Comic book fans will now be able to study Marvel’s cinematic universe in depth as one university prepares to offer a course examining the complex, interrelated story that has defined superheroes for a new generation.
The University of Baltimore will offer a first-of-its-kind course, Media Genres: Media Marvels, during an upcoming semester, IGN notes. The class will examine Marvel Studios’ efforts to create an interconnected narrative universe while also delving into modern audience’s love of the superhero genre. Beginning with the first Iron Man film, students will divide their attention between Marvel’s films, television shows, and related comic books.
— entertainment.ie (@entertainmentIE) September 20, 2014
As We Got This Covered points out, the course will be taught by Professor Arnold T. Blumberg, part of the faculty at Baltimore’s Yale Gordon College of Arts And Sciences. The purpose of the class will be to examine the way in which Marvel Studios has developed the comic book format into a wide-ranging platform that appeals to society’s fascination with superheroes and global threats.
“One thing we’ll do is dive into the impact of the Guardians of the Galaxy film, which proved two things: Mainstream movie audiences are not remotely tired of superhero movies; and Marvel Studios can now release a sci-fi adventure that actually features talking trees and raccoons. It’s not that they’re getting away with it—they’ve created a universe in which fans completely accept these developments, and they’re ready for even more.”
Complex, interconnected storylines and backgrounds have long been a hallmark of the Marvel universe. As The Inquisitr previously noted, some fans believe that the long term plan for Marvel Studios lies in plot diversification, building a cosmic universe on the heels of films like Guardians of the Galaxy in order to continue the current Infinity Gauntlet story. The earthbound cinematic universe would then allow Marvel to explore other storylines, such as the much debated and anticipated Civil War.

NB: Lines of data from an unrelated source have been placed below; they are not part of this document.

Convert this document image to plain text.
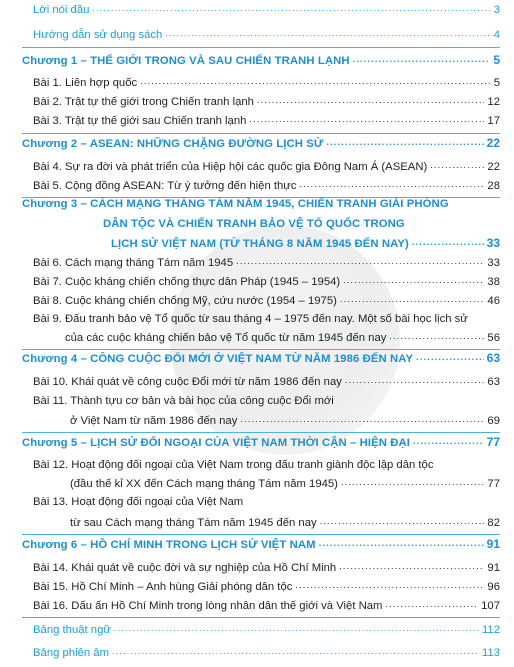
Lời nói đầu .....	3
Hướng dẫn sử dụng sách .....	4
Chương 1 – THẾ GIỚI TRONG VÀ SAU CHIẾN TRANH LẠNH .....	5
Bài 1. Liên hợp quốc .....	5
Bài 2. Trật tự thế giới trong Chiến tranh lạnh .....	12
Bài 3. Trật tự thế giới sau Chiến tranh lạnh .....	17
Chương 2 – ASEAN: NHỮNG CHẶNG ĐƯỜNG LỊCH SỬ .....	22
Bài 4. Sự ra đời và phát triển của Hiệp hội các quốc gia Đông Nam Á (ASEAN) .....	22
Bài 5. Cộng đồng ASEAN: Từ ý tưởng đến hiện thực .....	28
Chương 3 – CÁCH MẠNG THÁNG TÁM NĂM 1945, CHIẾN TRANH GIẢI PHÓNG
DÂN TỘC VÀ CHIẾN TRANH BẢO VỆ TỔ QUỐC TRONG
LỊCH SỬ VIỆT NAM (TỪ THÁNG 8 NĂM 1945 ĐẾN NAY) .....	33
Bài 6. Cách mạng tháng Tám năm 1945 .....	33
Bài 7. Cuộc kháng chiến chống thực dân Pháp (1945 – 1954) .....	38
Bài 8. Cuộc kháng chiến chống Mỹ, cứu nước (1954 – 1975) .....	46
Bài 9. Đấu tranh bảo vệ Tổ quốc từ sau tháng 4 – 1975 đến nay. Một số bài học lịch sử
của các cuộc kháng chiến bảo vệ Tổ quốc từ năm 1945 đến nay .....	56
Chương 4 – CÔNG CUỘC ĐỔI MỚI Ở VIỆT NAM TỪ NĂM 1986 ĐẾN NAY .....	63
Bài 10. Khái quát về công cuộc Đổi mới từ năm 1986 đến nay .....	63
Bài 11. Thành tựu cơ bản và bài học của công cuộc Đổi mới
ở Việt Nam từ năm 1986 đến nay .....	69
Chương 5 – LỊCH SỬ ĐỐI NGOẠI CỦA VIỆT NAM THỜI CẬN – HIỆN ĐẠI .....	77
Bài 12. Hoạt động đối ngoại của Việt Nam trong đấu tranh giành độc lập dân tộc
(đầu thế kỉ XX đến Cách mạng tháng Tám năm 1945) .....	77
Bài 13. Hoạt động đối ngoại của Việt Nam
từ sau Cách mạng tháng Tám năm 1945 đến nay .....	82
Chương 6 – HỒ CHÍ MINH TRONG LỊCH SỬ VIỆT NAM .....	91
Bài 14. Khái quát về cuộc đời và sự nghiệp của Hồ Chí Minh .....	91
Bài 15. Hồ Chí Minh – Anh hùng Giải phóng dân tộc .....	96
Bài 16. Dấu ấn Hồ Chí Minh trong lòng nhân dân thế giới và Việt Nam .....	107
Bảng thuật ngữ .....	112
Bảng phiên âm .....	113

The course will also examine the consistent tone of the Marvel universe, and the way in which branding has helped the world of superheroes to cross over to a mainstream audience.
“It started with a human emotional core delivered in the first Iron Man movie, and built out from there,” Blumberg asserts. “The Tony Stark character is memorable in that he was someone who could readily comment on the insanity around him. This grounded the entire Marvel film canon, and is still recognizable in the Guardians film.”
University of Baltimore will offer their course in Marvel’s universe during the spring 2015 semester.